Hi Animesh,

Firstly I would like to suggest switching over to Arrow 0.8 release asap
since you are writing JAVA programs and the API usage has changed
drastically. The new APIs are much simpler with good javadocs and detailed
internal comments.

If you are writing stop-gap implementation then it is probably fine to
continue with old version but for long term new API usage is recommended.

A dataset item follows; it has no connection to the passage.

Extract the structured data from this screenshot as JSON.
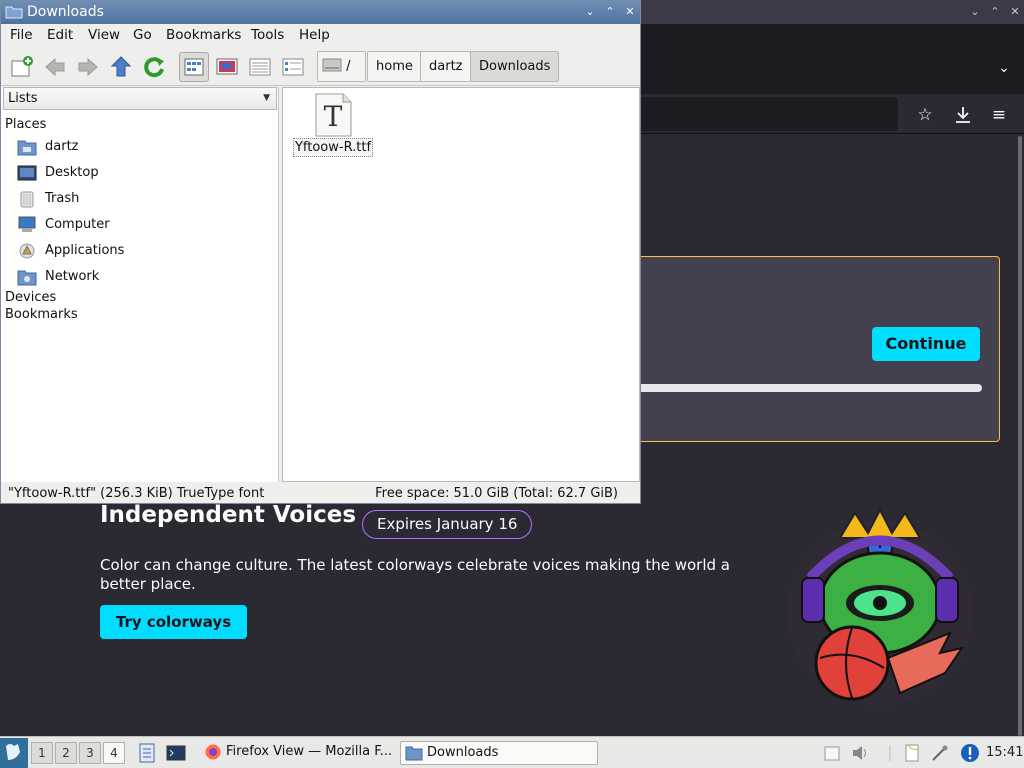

   - Create an instance of the vector. Note that this doesn't allocate any
   memory for the elements in the vector
   - Grab the corresponding mutator and accessor objects by calls to
   getMutator(), getAccessor().
   - Allocate memory
      - *allocateNew()* - we will allocate memory for default number of
      elements in the vector. This is applicable to both fixed width
and variable
      width vectors.
      - *allocateNew(valueCount)* -  for fixed width vectors. Use this
      method if you have already know the number of elements to store in the
      vector
      - *allocateNew(bytes, valueCount)* - for variable width vectors. Use
      this method if you already know the total size (in bytes) of all the
      variable width elements you will be storing in the vector. For
example, if
      you are going to store 1024 elements in the vector and the total size
      across all variable width elements is under 1MB, you can call
      allocateBytes(1024*1024, 1024)
   - Populate the vector:
      - Use the *set() or setSafe() *APIs in the mutator interface. From
      Arrow 0.8 onwards, you can use these APIs directly on the vector instance
      and mutator/accessor are removed.
      - The difference between set() and corresponding setSafe() API is
      that latter internally takes care of expanding the vector's buffer(s) for
      storing new data.
      - Each set() API has a corresponding setSafe() API.
   - Do a setValueCount() based on the number of elements you populated in
   the vector.
   - Retrieve elements from the vector:
      - Use the get(), getObject() APIs in the accessor interface. Again,
      from Arrow 0.8 onwards you can use these APIs directly.
   - With respect to usage of setInitialCapacity:
      - Let's say your application always issues calls to allocateNew(). It
      is likely that this will end up over-allocating memory because
it assumes a
      default value count to begin with.
      - In this case, if you do setInitialCapacity() followed by
      allocateNew() then latter doesn't do default memory allocation. It does
      exactly for the value capacity you specified in setInitialCapacity().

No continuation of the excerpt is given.